Today is the St Gerome (or Hieronimus; or Jerome; or whatever other poor transliteration renders him) Day. Or is it tomorrow? Again, got it lost in translation between calendars. This 5th century guy was quite a successful translator, so he became a Patron of all translators and, for some reason, satirists. So, it's double holiday for me, and an option to consume some chilled Everclear and polish it over with equally monastic Guinness.(just kidding)

No further blogging on holiday.

Friday, September 16, 2005

The Art of Computer Orthography

The Art of Computer Programming (TAOCP) by Donald Knuth has one of the cleanest, thoroughly proofread and debugged text in the entire book printing history. My take on this is that the Stanford's Professor Emeritus uses software debugging approach to the text in 'natural' English. Well, in a sense, any textbook or handbook is capable of programming you, the reader, so the less bugs its text has the better programming effect it may achieve. Naturally, this debugging process is greatly enhanced by the readers' feedback stimulated by this:

'The first finder of any error in my books receives $2.56; significant suggestions are also worth $0.32 each. If you are really a careful reader, you may be able to recoup more than the cost of the books this way.'


They say nobody ever cached their $2.56 checks, let alone $0.32 ones, for more than 35 years. They also say that there are special design companies for luxurious framing of such treasured autographed trophies (they usually specialize in framing stuff like "The First Dollar I Did" for mere $45.) After my 10 years long career of hardcore programming of target recognition algorithms for Soviet ABMD, I became sort of a sucker for such things. Now this addition to the rules helped me a lot:

'SPECIAL NOTE TO THE SPEAKERS OF FRENCH AND OTHER EXOTIC LANGUAGES: Numerous quotations and bibliographic citations found in this book have been copied verbatim from the original sources. If you believe you have found a typographic error, you must prove it by showing that the original was incorrectly transcribed; believe it or not, your language has changed over the years, just as English has.'

So my task became much easier, no need to compete with much better programmers and code-readers than I ever was. And still, it took me maybe a week of reading and browsing through my new boxed set of TAOCP 5 years ago, when I claimed my 'Gotcha':

'Chebyshev' must be substituted by 'Chebyshov' throughout the text of all 3 volumes and all fascicli of a 4th. I know, it looks like attempting to change Edsger W. Dijkstra's name to its archaic spelling 'Dijckstra', but in Chebyshev case Chebyshev sounds completely wrong, and to such an extent that Russian Academy of Sciences ruled to use 'Chebyshov' (actually, 'Чебышёв', instead of 'Чебышев', but with straight indications for transliterations: Chebyshov in English, Tschebyschov in German, and so on.) See also the Чебышёв article (not mine) in ru.wikipedia.org for the matter.

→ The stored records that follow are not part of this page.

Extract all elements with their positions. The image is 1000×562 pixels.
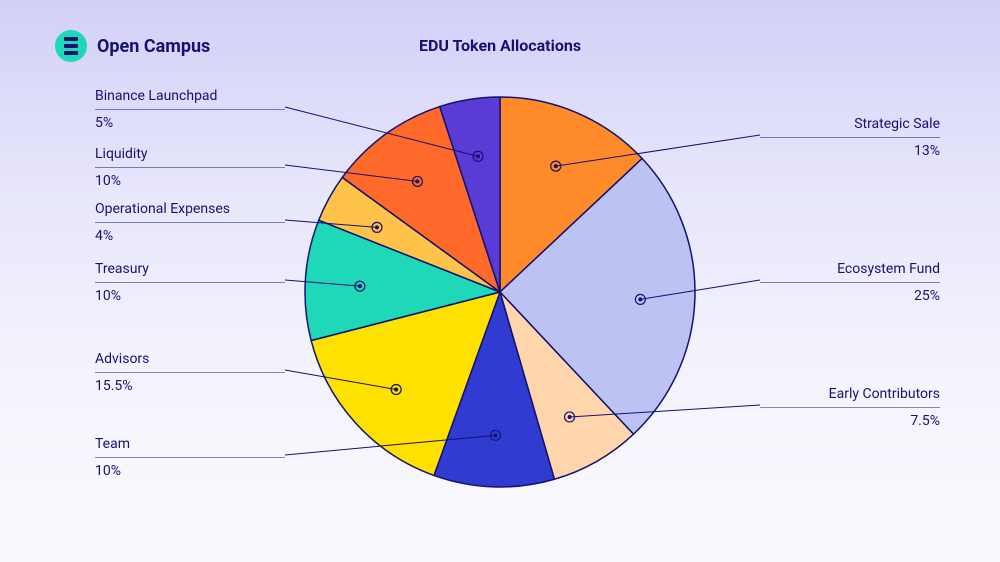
chart-label: Early Contributors 7.5% [760, 385, 940, 431]
pie-chart [303, 95, 697, 489]
label-value: 10% [95, 462, 285, 481]
chart-title: EDU Token Allocations [419, 36, 581, 55]
chart-label: Advisors 15.5% [95, 350, 285, 396]
label-name: Advisors [95, 350, 285, 369]
label-name: Early Contributors [760, 385, 940, 404]
chart-label: Liquidity 10% [95, 145, 285, 191]
brand-logo: Open Campus [55, 30, 210, 62]
label-name: Liquidity [95, 145, 285, 164]
label-name: Operational Expenses [95, 200, 285, 219]
chart-label: Operational Expenses 4% [95, 200, 285, 246]
chart-label: Ecosystem Fund 25% [760, 260, 940, 306]
label-name: Ecosystem Fund [760, 260, 940, 279]
chart-label: Strategic Sale 13% [760, 115, 940, 161]
label-name: Treasury [95, 260, 285, 279]
label-value: 13% [760, 142, 940, 161]
label-value: 10% [95, 287, 285, 306]
label-name: Team [95, 435, 285, 454]
label-value: 10% [95, 172, 285, 191]
label-name: Binance Launchpad [95, 87, 285, 106]
brand-name: Open Campus [97, 36, 210, 57]
label-value: 4% [95, 227, 285, 246]
label-value: 15.5% [95, 377, 285, 396]
label-value: 7.5% [760, 412, 940, 431]
label-name: Strategic Sale [760, 115, 940, 134]
chart-label: Treasury 10% [95, 260, 285, 306]
label-value: 25% [760, 287, 940, 306]
label-value: 5% [95, 114, 285, 133]
brand-logo-icon [55, 30, 87, 62]
chart-label: Team 10% [95, 435, 285, 481]
chart-label: Binance Launchpad 5% [95, 87, 285, 133]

Alright, as soon as it's a mistake outside the code, or other serious matters, I could go for $0.32. Though it hurts to even think to cover $100 cost of TAOCP set with such corrections, as one might work oneself to death in searching.

To cut my painful story short, the corrector secretary for the Professor didn't accept my correction. She quoted the tradition. The Professor explained to me that he trusted her more. Still I have got my set authographed, all 3 volumes, complete with incorrect 'Chebyshev', 5 years ago, at some conference about Spirit and something. For serious book collectors only: bids for my set start at $1K, that is $1024.32 to be precise and in the spirit of Computer Orthography.

Monday, September 12, 2005

ESCHERESQUES I like Maurits Escher's art. It's hypnotizing, addictive. Here are my own Escheresques: It was my entry for T-shirt logo contest by Pricewatch.com a year ago. Whatever the logo they may have now instead, the price tag for this one is US$5,000, or some $10K worth of good hardware of my choice. Otherwise, here's my proposal of a better logo for PriceSCAN.com, mere $5K buy the concept: I'm working on the draft of Googler logo on the same principle: a carefully morphed Catull's carved capital blue 'G' in the eye, instead of '$' above. Talking about $, naturally, the price will be higher: who's the Pricewatch and who's the Google? After spending a year in cleaning PNG glyphs in fonts for Links-hacked Web browser, I have produced a special "Links" glyph, but this one is GPLed and goes practically for free. Get it from the 'Damn Small Linux' distribution, or Links-hacked site if you are interested. But the CEO of one flourishing antique business owes me Sigma SD10 camera with two good lenses, a C Band satellite dish complete with 4dtv and HDTV boxen, and a good Wacom pro artist's digitizer tablet for another Escheresque monogrammatic logo.